Index Festival - Trees - 10/5/12 & 10/6/12
All photos by Mike Brooks
Index Festival Trees Friday, October 5 & Saturday, October 6
Since the beginning of 2012, the music festival landscape has included 35 Denton and its Labor Day weekend Hot Wet Mess, Memorial Day weekend's Homegrown Music & Arts Festival in the heart of downtown, KXT's Summer Cut in early June, and the Forth Worth Music Festival a few weekends ago.
This is all good for putting North Texas on the map as a fest-ination, but a true Deep Ellum music festival has been trickier. Spune Productions has been quite industrious on the festival front this year, having just wrapped up their Untapped Festival last month in West Dallas, another nascent festival location.
But whereas Untapped was geared towards older music fans, last weekend's Index Festival was more for the younger demo, which made up a big chunk of the crowd on for Grimes on Friday night. Since her show here back in March, Claire Boucher's profile has increased quite a bit. When I saw her at Good Records, she seemed unsure of her stage presence, of how to work her electronic family into the set, which is something that hasn't really improved in the last six months. That took away from her performance a bit, but perhaps her subversive nature translates better as a different type of performance.
Portugal. The Man
Then there was Portugal.

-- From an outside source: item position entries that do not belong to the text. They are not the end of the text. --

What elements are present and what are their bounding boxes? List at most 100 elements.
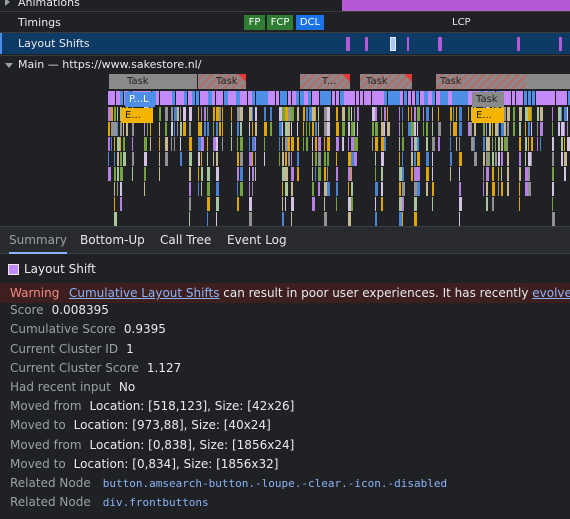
fcp-marker[interactable]: FCP xyxy=(267,15,293,30)
flame-bar xyxy=(117,167,119,181)
flame-bar xyxy=(276,91,279,105)
flame-bar xyxy=(252,91,255,105)
flame-bar xyxy=(240,167,243,181)
flame-bar xyxy=(351,152,354,166)
track-label-animations[interactable]: Animations xyxy=(18,0,80,9)
flame-bar xyxy=(381,107,382,121)
flame-bar xyxy=(387,122,390,136)
flame-bar xyxy=(519,137,521,151)
flame-bar xyxy=(304,91,308,105)
flame-bar xyxy=(198,122,201,136)
flame-bar xyxy=(402,107,403,121)
flame-bar xyxy=(348,212,351,226)
flame-bar xyxy=(501,182,503,196)
flame-bar xyxy=(489,137,490,151)
flame-bar xyxy=(270,107,272,121)
flame-bar xyxy=(348,137,349,151)
flame-bar xyxy=(114,212,117,226)
flame-bar xyxy=(303,137,304,151)
flame-bar xyxy=(297,122,298,136)
flame-bar xyxy=(356,91,359,105)
expand-arrow-icon[interactable] xyxy=(5,0,10,6)
flame-bar xyxy=(324,137,325,151)
flame-bar xyxy=(279,122,282,136)
flame-bar xyxy=(114,182,115,196)
flame-bar xyxy=(198,152,200,166)
track-label-timings[interactable]: Timings xyxy=(18,16,61,29)
flame-bar xyxy=(399,122,400,136)
flame-bar xyxy=(426,152,429,166)
layout-shift-marker[interactable] xyxy=(438,37,442,51)
detail-row-cluster-score: Current Cluster Score 1.127 xyxy=(10,359,181,378)
flame-bar xyxy=(564,107,567,121)
track-label-main[interactable]: Main — https://www.sakestore.nl/ xyxy=(18,58,201,71)
layout-shift-marker[interactable] xyxy=(346,37,350,51)
flame-bar xyxy=(306,122,307,136)
detail-key: Moved to xyxy=(10,418,66,432)
cls-link[interactable]: Cumulative Layout Shifts xyxy=(69,286,219,300)
flame-bar xyxy=(540,107,543,121)
flame-bar xyxy=(507,122,509,136)
related-node-link[interactable]: div.frontbuttons xyxy=(103,496,209,509)
flame-bar xyxy=(144,182,145,196)
flame-bar xyxy=(411,167,413,181)
flame-bar xyxy=(288,91,291,105)
tab-event-log[interactable]: Event Log xyxy=(227,227,287,254)
parse-html-block[interactable]: P...L xyxy=(125,92,155,107)
flame-bar xyxy=(528,122,530,136)
flame-bar xyxy=(519,167,521,181)
flame-bar xyxy=(495,137,496,151)
flame-bar xyxy=(381,122,384,136)
evolved-link[interactable]: evolved xyxy=(532,286,570,300)
tab-bottom-up[interactable]: Bottom-Up xyxy=(80,227,145,254)
flame-bar xyxy=(189,137,192,151)
tab-summary[interactable]: Summary xyxy=(9,227,67,254)
flame-bar xyxy=(471,122,472,136)
flame-bar xyxy=(285,122,288,136)
layout-shift-marker[interactable] xyxy=(517,37,520,51)
track-label-layout-shifts[interactable]: Layout Shifts xyxy=(18,37,90,50)
flame-bar xyxy=(285,182,288,196)
flame-bar xyxy=(216,212,217,226)
flame-bar xyxy=(528,152,531,166)
flame-bar xyxy=(486,197,488,211)
flame-bar xyxy=(537,107,539,121)
layout-shift-marker-selected[interactable] xyxy=(390,37,396,51)
layout-shift-marker[interactable] xyxy=(559,37,562,51)
flame-bar xyxy=(111,122,114,136)
flame-bar xyxy=(513,107,515,121)
flame-bar xyxy=(114,122,117,136)
flame-bar xyxy=(184,91,187,105)
detail-value: 0.9395 xyxy=(123,322,166,336)
task-block[interactable]: Task xyxy=(472,92,504,107)
evaluate-script-block[interactable]: E... xyxy=(121,108,153,123)
flame-bar xyxy=(120,122,122,136)
flame-bar xyxy=(402,167,404,181)
flame-bar xyxy=(114,167,116,181)
timeline-panel[interactable]: Animations Timings FP FCP DCL LCP Layout… xyxy=(0,0,570,226)
flame-bar xyxy=(408,107,409,121)
dcl-marker[interactable]: DCL xyxy=(296,15,324,30)
layout-shift-marker[interactable] xyxy=(365,37,368,51)
flame-bar xyxy=(240,91,244,105)
flame-bar xyxy=(348,107,350,121)
flame-bar xyxy=(237,107,240,121)
fp-marker[interactable]: FP xyxy=(244,15,265,30)
flame-bar xyxy=(297,137,299,151)
collapse-arrow-icon[interactable] xyxy=(5,63,13,68)
flame-bar xyxy=(312,152,313,166)
flame-bar xyxy=(292,91,296,105)
flame-bar xyxy=(201,182,202,196)
flame-bar xyxy=(204,91,208,105)
track-divider xyxy=(0,55,570,56)
layout-shift-marker[interactable] xyxy=(407,37,409,51)
related-node-link[interactable]: button.amsearch-button.-loupe.-clear.-ic… xyxy=(103,477,447,490)
flame-bar xyxy=(552,91,555,105)
tab-call-tree[interactable]: Call Tree xyxy=(160,227,211,254)
flame-bar xyxy=(249,137,250,151)
animation-bar[interactable] xyxy=(342,0,570,11)
evaluate-script-block[interactable]: E... xyxy=(472,108,504,123)
flame-bar xyxy=(123,152,126,166)
detail-key: Current Cluster ID xyxy=(10,342,119,356)
lcp-marker[interactable]: LCP xyxy=(452,15,471,30)
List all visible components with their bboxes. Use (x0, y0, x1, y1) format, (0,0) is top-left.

The Man, who proved playing festival after festival can make you an extremely tight band, even if your music is fairly indistinguishable from the rest of the indie festival caravan. Their fans sang along to every word.

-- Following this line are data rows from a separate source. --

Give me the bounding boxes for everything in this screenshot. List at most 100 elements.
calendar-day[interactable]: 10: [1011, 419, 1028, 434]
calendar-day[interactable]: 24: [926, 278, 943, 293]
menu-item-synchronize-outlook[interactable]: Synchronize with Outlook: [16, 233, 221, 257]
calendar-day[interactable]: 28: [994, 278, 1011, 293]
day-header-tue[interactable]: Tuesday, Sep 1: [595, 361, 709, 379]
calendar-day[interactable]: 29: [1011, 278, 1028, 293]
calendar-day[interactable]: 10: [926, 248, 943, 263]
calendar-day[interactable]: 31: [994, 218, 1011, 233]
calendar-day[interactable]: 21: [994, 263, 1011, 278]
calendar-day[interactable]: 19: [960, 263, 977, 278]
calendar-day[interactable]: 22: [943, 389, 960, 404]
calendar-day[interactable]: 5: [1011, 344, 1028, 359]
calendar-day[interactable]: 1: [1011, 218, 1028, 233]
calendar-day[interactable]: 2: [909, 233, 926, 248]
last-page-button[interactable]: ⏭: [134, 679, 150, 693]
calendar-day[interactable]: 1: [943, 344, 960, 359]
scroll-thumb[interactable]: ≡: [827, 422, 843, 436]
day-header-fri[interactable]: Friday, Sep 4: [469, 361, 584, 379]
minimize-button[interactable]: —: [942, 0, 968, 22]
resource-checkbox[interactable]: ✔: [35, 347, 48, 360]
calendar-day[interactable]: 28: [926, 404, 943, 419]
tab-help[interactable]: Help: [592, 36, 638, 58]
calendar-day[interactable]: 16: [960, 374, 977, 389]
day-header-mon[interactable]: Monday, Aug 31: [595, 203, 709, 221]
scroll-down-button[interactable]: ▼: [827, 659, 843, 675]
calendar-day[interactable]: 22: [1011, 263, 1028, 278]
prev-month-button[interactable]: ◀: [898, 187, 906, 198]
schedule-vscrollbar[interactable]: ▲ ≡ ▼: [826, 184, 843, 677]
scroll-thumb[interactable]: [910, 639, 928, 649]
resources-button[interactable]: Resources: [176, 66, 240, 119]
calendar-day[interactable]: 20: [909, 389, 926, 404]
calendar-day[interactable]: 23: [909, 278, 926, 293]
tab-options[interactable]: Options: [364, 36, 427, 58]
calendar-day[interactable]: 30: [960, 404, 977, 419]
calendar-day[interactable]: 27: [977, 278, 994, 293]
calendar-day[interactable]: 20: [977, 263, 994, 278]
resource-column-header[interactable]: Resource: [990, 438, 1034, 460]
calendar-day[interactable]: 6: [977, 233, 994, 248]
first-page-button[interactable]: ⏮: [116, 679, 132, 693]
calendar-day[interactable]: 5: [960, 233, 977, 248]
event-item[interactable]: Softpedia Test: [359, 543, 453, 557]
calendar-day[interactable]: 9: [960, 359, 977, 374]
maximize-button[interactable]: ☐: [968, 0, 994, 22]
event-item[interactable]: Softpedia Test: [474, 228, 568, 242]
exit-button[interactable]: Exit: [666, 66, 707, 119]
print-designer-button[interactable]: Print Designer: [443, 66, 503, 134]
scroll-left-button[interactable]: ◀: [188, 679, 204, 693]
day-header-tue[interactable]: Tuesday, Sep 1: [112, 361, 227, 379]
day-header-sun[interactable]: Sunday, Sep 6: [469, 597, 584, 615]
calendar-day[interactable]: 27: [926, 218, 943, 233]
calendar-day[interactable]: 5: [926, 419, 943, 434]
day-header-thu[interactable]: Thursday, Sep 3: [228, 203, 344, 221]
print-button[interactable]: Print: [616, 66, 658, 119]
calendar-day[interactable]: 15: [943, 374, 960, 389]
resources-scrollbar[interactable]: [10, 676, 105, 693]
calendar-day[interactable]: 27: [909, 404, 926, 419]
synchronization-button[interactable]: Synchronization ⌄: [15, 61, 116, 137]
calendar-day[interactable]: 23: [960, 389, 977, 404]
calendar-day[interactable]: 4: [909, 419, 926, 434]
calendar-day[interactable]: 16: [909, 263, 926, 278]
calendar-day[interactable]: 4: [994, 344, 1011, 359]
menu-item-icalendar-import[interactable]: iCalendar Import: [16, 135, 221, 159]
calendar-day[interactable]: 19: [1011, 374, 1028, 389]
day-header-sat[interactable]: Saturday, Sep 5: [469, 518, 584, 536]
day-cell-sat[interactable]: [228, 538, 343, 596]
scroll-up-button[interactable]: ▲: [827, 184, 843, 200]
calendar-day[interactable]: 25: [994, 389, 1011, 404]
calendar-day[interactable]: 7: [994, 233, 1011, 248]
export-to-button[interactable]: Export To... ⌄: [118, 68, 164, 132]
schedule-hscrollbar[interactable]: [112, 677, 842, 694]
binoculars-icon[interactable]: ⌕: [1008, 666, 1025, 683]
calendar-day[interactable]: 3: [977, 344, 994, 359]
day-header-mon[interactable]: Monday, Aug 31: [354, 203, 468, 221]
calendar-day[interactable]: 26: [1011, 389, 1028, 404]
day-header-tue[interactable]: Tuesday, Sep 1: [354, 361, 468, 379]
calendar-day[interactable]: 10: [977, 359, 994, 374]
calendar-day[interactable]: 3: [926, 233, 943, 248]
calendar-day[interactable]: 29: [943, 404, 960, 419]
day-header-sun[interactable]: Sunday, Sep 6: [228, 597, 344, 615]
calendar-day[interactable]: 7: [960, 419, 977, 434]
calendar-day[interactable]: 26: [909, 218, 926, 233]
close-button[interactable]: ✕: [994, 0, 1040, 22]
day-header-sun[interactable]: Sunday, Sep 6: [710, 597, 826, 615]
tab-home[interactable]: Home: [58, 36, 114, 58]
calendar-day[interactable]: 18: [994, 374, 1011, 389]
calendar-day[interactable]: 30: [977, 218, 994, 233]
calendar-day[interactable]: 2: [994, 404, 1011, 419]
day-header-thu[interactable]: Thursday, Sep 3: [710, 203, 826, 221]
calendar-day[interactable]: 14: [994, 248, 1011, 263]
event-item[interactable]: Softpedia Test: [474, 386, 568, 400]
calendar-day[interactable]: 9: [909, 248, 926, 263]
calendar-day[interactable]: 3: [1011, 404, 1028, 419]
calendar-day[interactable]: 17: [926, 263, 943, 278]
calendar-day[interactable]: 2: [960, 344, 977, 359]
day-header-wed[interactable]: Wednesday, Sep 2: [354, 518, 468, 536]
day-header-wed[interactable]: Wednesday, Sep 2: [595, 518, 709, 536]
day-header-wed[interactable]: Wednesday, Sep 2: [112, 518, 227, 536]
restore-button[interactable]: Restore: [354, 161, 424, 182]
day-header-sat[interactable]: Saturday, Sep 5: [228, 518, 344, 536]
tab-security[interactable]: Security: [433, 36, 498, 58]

Contrast their set with Myths, who were lesser known, but became the standout of Friday night.The Vancouver duo lamented that they didn't have their usual light show, but it didn't matter much. Beyond the bass-heavy synth plunk of their songs, the interaction between the two was more important. They would whoop at each other, call and response style; singer Lief Hall would dance while Quinne Rodgers controlled the beats and, indirectly, her partner's movements. Much like comedic improv is moved along by the words "Yes, and...", Myths took that mantra and made a spectacle of shriek, rhythm and physicality - the last song ended with Hall swinging around a stage light. After that, Elite Gymnastics' prop-comic meanderings felt a bit underwhelming.
And what of GZA's performance on Saturday evening? Gary Grice has put out a few solo albums since his time in Wu-Tang Clan, but none match the generational spark of 1995's Liquid Swords, which is why he's been touring the album in its entirety the last few years. The bigger question: Are we demanding new material from GZA?
He seemed tentative during the first few songs. "This is real weird for me," he said, and that would become apparent at various moments in the set, like when he took a photo of himself with someone's phone, or chatted up someone side stage mid-song, or brought a nine-year-old named Abigail up on stage, confirming that "Wu-Tang is for the babies," which he claimed was the reason he censored many of his lyrics on stage. Having performed with a live band the night before in Austin, perhaps GZA felt naked up there, just him and his silent hypeman, but he could have been testing the waters with us, seeing how far into the weird we were willing to go with him.
"Festivals can be weird," he said. "But I don't let it break my spirit." A few songs later, he broke the festival wall, jumping into the crowd and rapping with them, before hopping back onstage, introducing us to the aforementioned Abigail and performing "Animal Planet." He then launched into Ol' Dirty Bastard's "Shimmy Shimmy Ya," asserting that the "raw" in that song's lyrics means "organic," before shouting out to Whole Foods. The whole set was indeed "weird," but more like we were watching improv, or a one-man play.
Here's where fests like this work on a local level: I spoke with two local musicians who'd never seen A.Dd+ or Yells At Eels, two acts that played respective sets on the inside stage Saturday night. Both acts put on stellar performances that placed them in front of audiences that wouldn't necessarily come to see them. And both those musicians left fans.
The national acts were finely selected, but there wasn't a sense of urgency to any of those performances. Exposing locals to locals raises the bar for what a festival could be, and in that way, Index Festival was useful as a bridge to new music on a micro level.